Nyaman tanpa iklan. Langganan BisnisPro

PMI Agustus Tembus 50,0, Pemangku Kepentingan Diminta Waspada

Angka Purchasing Managers's Index (PMI) Indonesia telah menembus level 50,0 per Agustus 2020 setelah 5 bulan menunjukkan posisi kontraksi.
Pekerja menyelesaikan pembuatan perangkat alat elektronik rumah tangga di PT Selaras Citra Nusantara Perkasa (SCNP), Kabupaten Bogor, Jawa Barat, Rabu (19/8/2020). Bisnis/Abdullah Azzam
Pekerja menyelesaikan pembuatan perangkat alat elektronik rumah tangga di PT Selaras Citra Nusantara Perkasa (SCNP), Kabupaten Bogor, Jawa Barat, Rabu (19/8/2020).

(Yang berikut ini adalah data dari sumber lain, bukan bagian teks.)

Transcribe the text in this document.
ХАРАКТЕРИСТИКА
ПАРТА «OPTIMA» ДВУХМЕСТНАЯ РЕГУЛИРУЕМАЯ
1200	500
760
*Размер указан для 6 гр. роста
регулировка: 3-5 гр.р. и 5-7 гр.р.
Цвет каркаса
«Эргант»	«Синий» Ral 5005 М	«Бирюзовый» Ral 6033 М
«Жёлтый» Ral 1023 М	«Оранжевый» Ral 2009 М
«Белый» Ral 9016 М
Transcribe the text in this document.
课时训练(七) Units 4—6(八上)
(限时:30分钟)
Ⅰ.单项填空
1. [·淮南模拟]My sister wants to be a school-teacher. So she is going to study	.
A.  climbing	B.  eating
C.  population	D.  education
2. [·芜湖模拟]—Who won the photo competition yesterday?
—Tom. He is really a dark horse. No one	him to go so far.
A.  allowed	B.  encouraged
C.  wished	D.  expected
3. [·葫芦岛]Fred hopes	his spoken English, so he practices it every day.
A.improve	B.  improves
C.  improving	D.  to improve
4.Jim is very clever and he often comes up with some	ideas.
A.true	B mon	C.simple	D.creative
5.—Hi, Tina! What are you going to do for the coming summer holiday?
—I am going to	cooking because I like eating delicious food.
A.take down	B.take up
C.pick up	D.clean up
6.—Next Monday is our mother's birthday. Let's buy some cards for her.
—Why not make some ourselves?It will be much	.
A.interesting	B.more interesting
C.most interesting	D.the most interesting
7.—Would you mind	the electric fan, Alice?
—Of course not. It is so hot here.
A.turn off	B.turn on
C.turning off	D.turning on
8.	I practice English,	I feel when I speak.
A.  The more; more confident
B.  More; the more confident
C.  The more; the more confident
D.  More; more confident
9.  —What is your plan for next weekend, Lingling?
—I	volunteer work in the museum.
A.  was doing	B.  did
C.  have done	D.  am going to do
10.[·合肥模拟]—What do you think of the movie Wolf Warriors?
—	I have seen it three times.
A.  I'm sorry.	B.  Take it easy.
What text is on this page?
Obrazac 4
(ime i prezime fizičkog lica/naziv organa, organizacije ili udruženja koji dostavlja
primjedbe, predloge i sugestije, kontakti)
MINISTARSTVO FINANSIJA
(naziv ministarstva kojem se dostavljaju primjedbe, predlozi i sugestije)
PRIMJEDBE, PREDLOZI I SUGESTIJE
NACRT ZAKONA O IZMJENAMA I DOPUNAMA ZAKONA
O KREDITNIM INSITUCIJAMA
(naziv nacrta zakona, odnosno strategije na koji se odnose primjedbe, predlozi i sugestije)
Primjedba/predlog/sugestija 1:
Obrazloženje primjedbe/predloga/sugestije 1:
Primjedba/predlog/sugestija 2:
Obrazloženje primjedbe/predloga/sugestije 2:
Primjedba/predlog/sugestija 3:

Bisnis/Abdullah Azzam

Bisnis.com, JAKARTA - Angka Purchasing Managers's Index (PMI) Indonesia telah menembus level 50,0 per Agustus 2020 setelah 5 bulan menunjukkan posisi kontraksi.

Kenaikan angka PMI pada Agustus 2020 membuat grafik PMI Indonesia membentuk huruf V. Dengan kata lain, penurunan performa sektor manufaktur cepat pulih karena langsung terjadi rebound.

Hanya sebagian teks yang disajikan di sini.